Enflasyonun Amerika Birleşik Devletleri ve İngiltere’de kırk yıldır görülmeyen seviyelere ulaşması, finansal piyasaların düşmesi, faiz oranlarının yükselmesi ve gıda kıtlığı ile Uzun bir savaştan daha acil iç kaygılara doğru böyle bir odak kayması kaçınılmaz olabilir. Tüm bu gelişmelerin sorumlusu savaş değil, ancak çoğunu daha da kötüleştiriyor – ve görünürde bir son yok.

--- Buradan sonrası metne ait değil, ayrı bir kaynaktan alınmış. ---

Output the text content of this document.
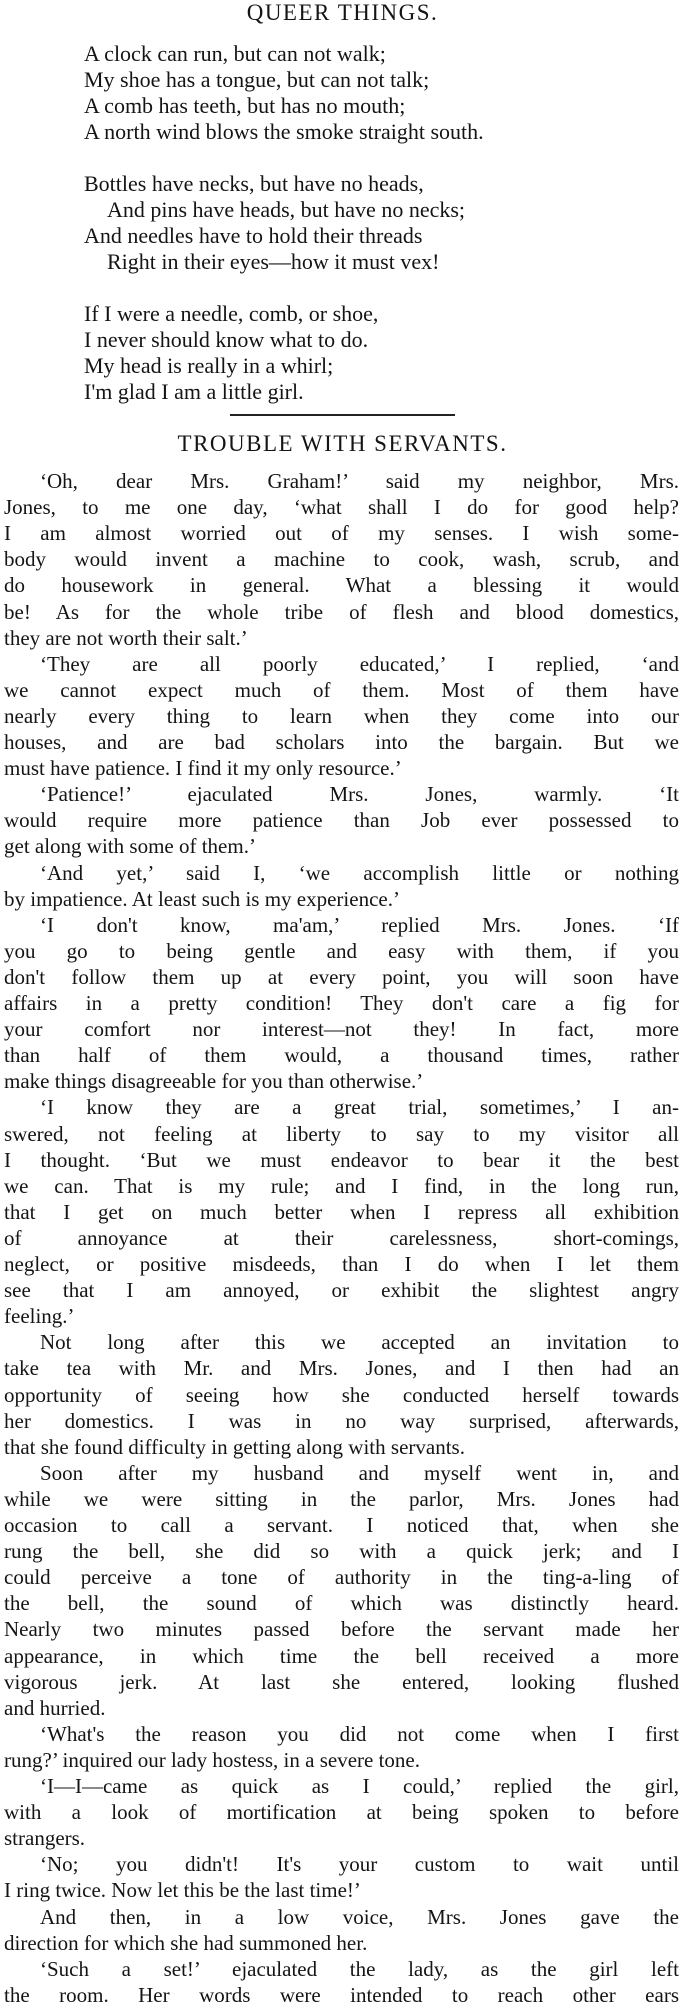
QUEER THINGS.
A clock can run, but can not walk;
My shoe has a tongue, but can not talk;
A comb has teeth, but has no mouth;
A north wind blows the smoke straight south.
Bottles have necks, but have no heads,
And pins have heads, but have no necks;
And needles have to hold their threads
Right in their eyes—how it must vex!
If I were a needle, comb, or shoe,
I never should know what to do.
My head is really in a whirl;
I'm glad I am a little girl.
TROUBLE WITH SERVANTS.
‘Oh, dear Mrs. Graham!’ said my neighbor, Mrs.
Jones, to me one day, ‘what shall I do for good help?
I am almost worried out of my senses. I wish some-
body would invent a machine to cook, wash, scrub, and
do housework in general. What a blessing it would
be! As for the whole tribe of flesh and blood domestics,
they are not worth their salt.’
‘They are all poorly educated,’ I replied, ‘and
we cannot expect much of them. Most of them have
nearly every thing to learn when they come into our
houses, and are bad scholars into the bargain. But we
must have patience. I find it my only resource.’
‘Patience!’ ejaculated Mrs. Jones, warmly. ‘It
would require more patience than Job ever possessed to
get along with some of them.’
‘And yet,’ said I, ‘we accomplish little or nothing
by impatience. At least such is my experience.’
‘I don't know, ma'am,’ replied Mrs. Jones. ‘If
you go to being gentle and easy with them, if you
don't follow them up at every point, you will soon have
affairs in a pretty condition! They don't care a fig for
your comfort nor interest—not they! In fact, more
than half of them would, a thousand times, rather
make things disagreeable for you than otherwise.’
‘I know they are a great trial, sometimes,’ I an-
swered, not feeling at liberty to say to my visitor all
I thought. ‘But we must endeavor to bear it the best
we can. That is my rule; and I find, in the long run,
that I get on much better when I repress all exhibition
of annoyance at their carelessness, short-comings,
neglect, or positive misdeeds, than I do when I let them
see that I am annoyed, or exhibit the slightest angry
feeling.’
Not long after this we accepted an invitation to
take tea with Mr. and Mrs. Jones, and I then had an
opportunity of seeing how she conducted herself towards
her domestics. I was in no way surprised, afterwards,
that she found difficulty in getting along with servants.
Soon after my husband and myself went in, and
while we were sitting in the parlor, Mrs. Jones had
occasion to call a servant. I noticed that, when she
rung the bell, she did so with a quick jerk; and I
could perceive a tone of authority in the ting-a-ling of
the bell, the sound of which was distinctly heard.
Nearly two minutes passed before the servant made her
appearance, in which time the bell received a more
vigorous jerk. At last she entered, looking flushed
and hurried.
‘What's the reason you did not come when I first
rung?’ inquired our lady hostess, in a severe tone.
‘I—I—came as quick as I could,’ replied the girl,
with a look of mortification at being spoken to before
strangers.
‘No; you didn't! It's your custom to wait until
I ring twice. Now let this be the last time!’
And then, in a low voice, Mrs. Jones gave the
direction for which she had summoned her.
‘Such a set!’ ejaculated the lady, as the girl left
the room. Her words were intended to reach other ears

Birçok ekonomist tarafından makul olarak görülen yüksek enflasyon ve durgunluğun bir bileşimi, ilk petrol şokunun küresel ekonomiyi harap ettiği 1970’leri hatırlatacaktır. Amerika Birleşik Devletleri’nde ara seçimlere yalnızca aylar kala, Başkan Biden ve Demokratlar, 5 galonluk benzin ve neredeyse çift haneli enflasyon konuşmalarının hakim olduğu bir kampanya sezonunu kaldıramazlar.

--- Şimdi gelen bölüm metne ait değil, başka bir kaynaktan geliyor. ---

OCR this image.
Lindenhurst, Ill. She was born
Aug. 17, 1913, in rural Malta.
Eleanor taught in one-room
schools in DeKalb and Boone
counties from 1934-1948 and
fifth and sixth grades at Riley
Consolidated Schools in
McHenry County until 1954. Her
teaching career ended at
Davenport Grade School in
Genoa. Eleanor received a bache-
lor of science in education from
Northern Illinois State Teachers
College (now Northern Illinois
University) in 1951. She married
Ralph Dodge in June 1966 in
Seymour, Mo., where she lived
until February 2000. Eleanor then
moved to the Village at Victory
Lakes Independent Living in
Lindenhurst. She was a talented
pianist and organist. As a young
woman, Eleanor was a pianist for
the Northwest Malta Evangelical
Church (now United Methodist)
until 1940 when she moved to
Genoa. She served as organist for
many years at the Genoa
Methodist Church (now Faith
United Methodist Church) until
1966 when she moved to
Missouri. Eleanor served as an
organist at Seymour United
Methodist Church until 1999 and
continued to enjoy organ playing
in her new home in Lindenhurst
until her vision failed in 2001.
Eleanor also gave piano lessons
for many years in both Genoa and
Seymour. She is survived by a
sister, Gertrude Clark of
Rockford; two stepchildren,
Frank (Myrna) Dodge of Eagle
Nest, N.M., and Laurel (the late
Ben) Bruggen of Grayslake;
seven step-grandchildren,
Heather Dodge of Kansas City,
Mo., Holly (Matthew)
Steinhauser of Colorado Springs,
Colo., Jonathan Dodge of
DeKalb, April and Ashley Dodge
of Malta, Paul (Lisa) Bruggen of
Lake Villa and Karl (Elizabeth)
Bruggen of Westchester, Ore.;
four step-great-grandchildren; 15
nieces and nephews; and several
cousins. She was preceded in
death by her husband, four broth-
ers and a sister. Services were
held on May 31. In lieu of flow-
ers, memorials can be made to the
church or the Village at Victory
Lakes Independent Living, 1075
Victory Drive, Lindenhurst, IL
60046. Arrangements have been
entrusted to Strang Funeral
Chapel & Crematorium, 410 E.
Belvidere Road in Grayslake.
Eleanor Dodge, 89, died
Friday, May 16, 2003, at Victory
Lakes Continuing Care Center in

Yine de uzun bir savaşın içeriği yeterince açık. Rusya’nın toprak uzlaşmasına hazır olduğuna dair bir işaret yok. Aynı zamanda, Ukrayna direnişi, herhangi bir resmi toprak ayrılmasını neredeyse hayal bile edilemeyecek kadar güçlü hale getiriyor. Sonuç, Bay Putin’in Rus kuvvetlerinin Ukrayna’nın başkenti Kiev’e sıcak bir karşılama için gireceğine dair başlangıçtaki belirgin inancından çok farklı bir çıkmaz.

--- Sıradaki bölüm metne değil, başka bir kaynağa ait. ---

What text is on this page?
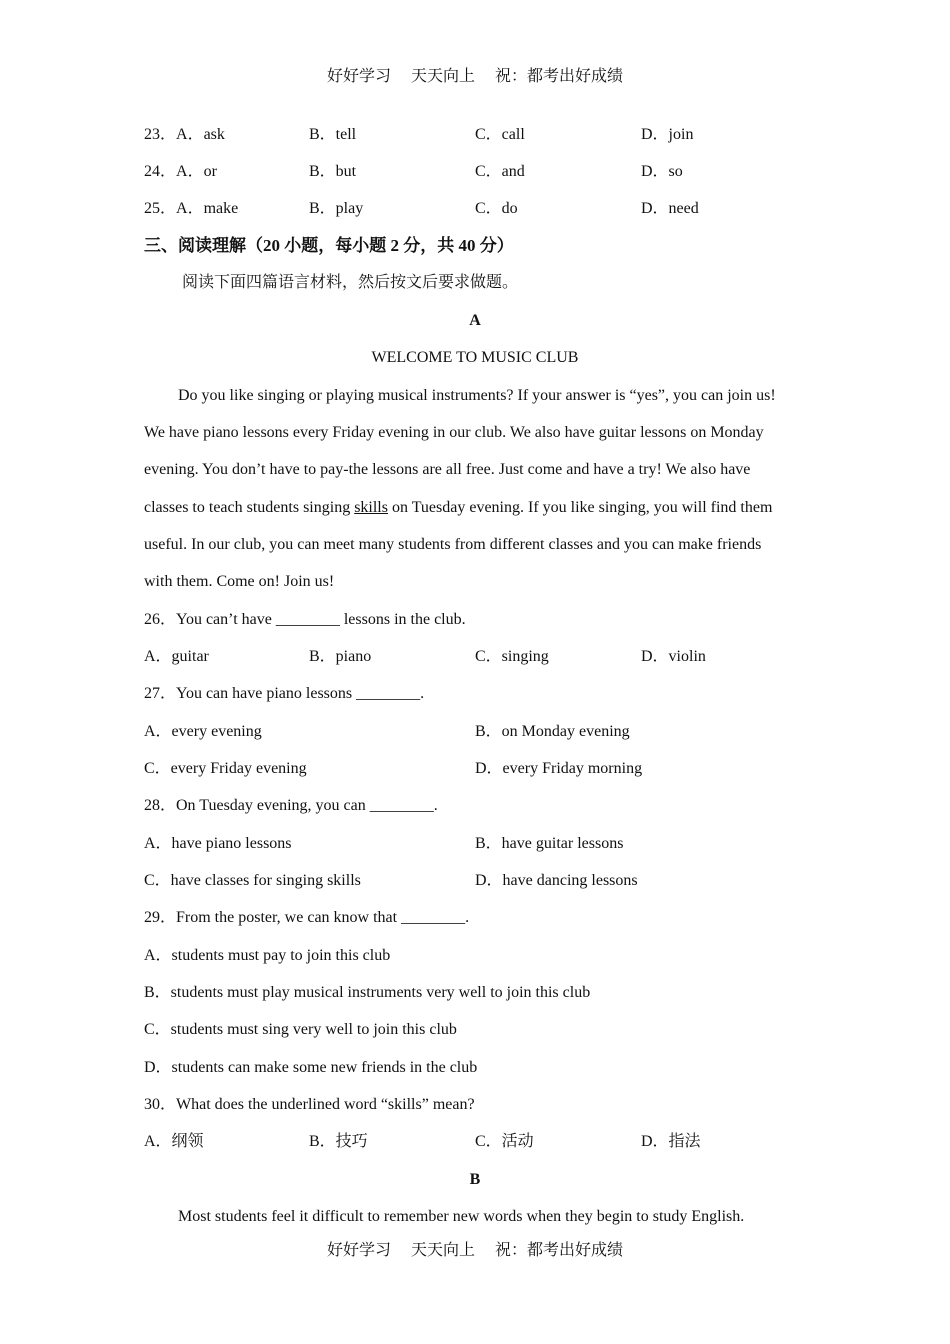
好好学习 天天向上 祝：都考出好成绩
23．A．ask	B．tell	C．call	D．join
24．A．or	B．but	C．and	D．so
25．A．make	B．play	C．do	D．need
三、阅读理解（20 小题，每小题 2 分，共 40 分）
阅读下面四篇语言材料，然后按文后要求做题。
A
WELCOME TO MUSIC CLUB
Do you like singing or playing musical instruments? If your answer is “yes”, you can join us!
We have piano lessons every Friday evening in our club. We also have guitar lessons on Monday
evening. You don’t have to pay-the lessons are all free. Just come and have a try! We also have
classes to teach students singing skills on Tuesday evening. If you like singing, you will find them
useful. In our club, you can meet many students from different classes and you can make friends
with them. Come on! Join us!
26．You can’t have ________ lessons in the club.
A．guitar	B．piano	C．singing	D．violin
27．You can have piano lessons ________.
A．every evening	B．on Monday evening
C．every Friday evening	D．every Friday morning
28．On Tuesday evening, you can ________.
A．have piano lessons	B．have guitar lessons
C．have classes for singing skills	D．have dancing lessons
29．From the poster, we can know that ________.
A．students must pay to join this club
B．students must play musical instruments very well to join this club
C．students must sing very well to join this club
D．students can make some new friends in the club
30．What does the underlined word “skills” mean?
A．纲领	B．技巧	C．活动	D．指法
B
Most students feel it difficult to remember new words when they begin to study English.
好好学习 天天向上 祝：都考出好成绩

Savaşın bazı kökleri, Ukrayna’nın 27 ulustan oluşan Avrupa Birliği’ne yaklaşma ve Moskova’dan uzaklaşma yönündeki stratejik kararında yatmaktadır. Bay Putin, şimdi Ukrayna’da Rusya’nın askeri yöntemleriyle acımasız bir yüzleşmeyle pekiştirilen bu değişime dayanamadı.
Avrupa Komisyonu başkanı Ursula von der Leyen, Cumartesi günü Kiev’de Bay Zelensky ile bir destek gösterisi için bir araya geldi. Avrupa Birliği, 23 ve 24 Haziran’da yapılacak bir zirve toplantısında Ukrayna’ya resmi AB üyeliği adayı statüsü vermeyi düşünüyor. Paris’te, bu toplantının ardından Başkan Emmanuel Macron’un Ukrayna’ya olası bir ziyareti konuşuldu.
Ukrayna’da ve ötesinde, savaşın başladığı Şubat ayından bu yana Bay Putin ile düzenli olarak konuşan Bay Macron, Ukrayna’da ve diğer ülkelerde ısrar ettiği için şiddetle eleştirildi. diplomatik kanalları açık tutmak için Rusya’nın “aşağılanmasından” kaçınmamız gerekiyor. Bir Fransız cumhurbaşkanlığı yetkilisi Cumartesi günü bunu geri aldı ve şöyle dedi: “Ukrayna zaferi istiyoruz. Ukrayna’nın toprak bütünlüğünün yeniden sağlanmasını istiyoruz” dedi.
Kiev yakınlarındaki Bucha ve Mariupol’daki Rus katliamından sonra, başarılı diplomasi şansı her zamankinden daha uzak görünüyor. Hatta “zafer” teriminin her iki taraf için de ne anlama geldiği belirsizdir.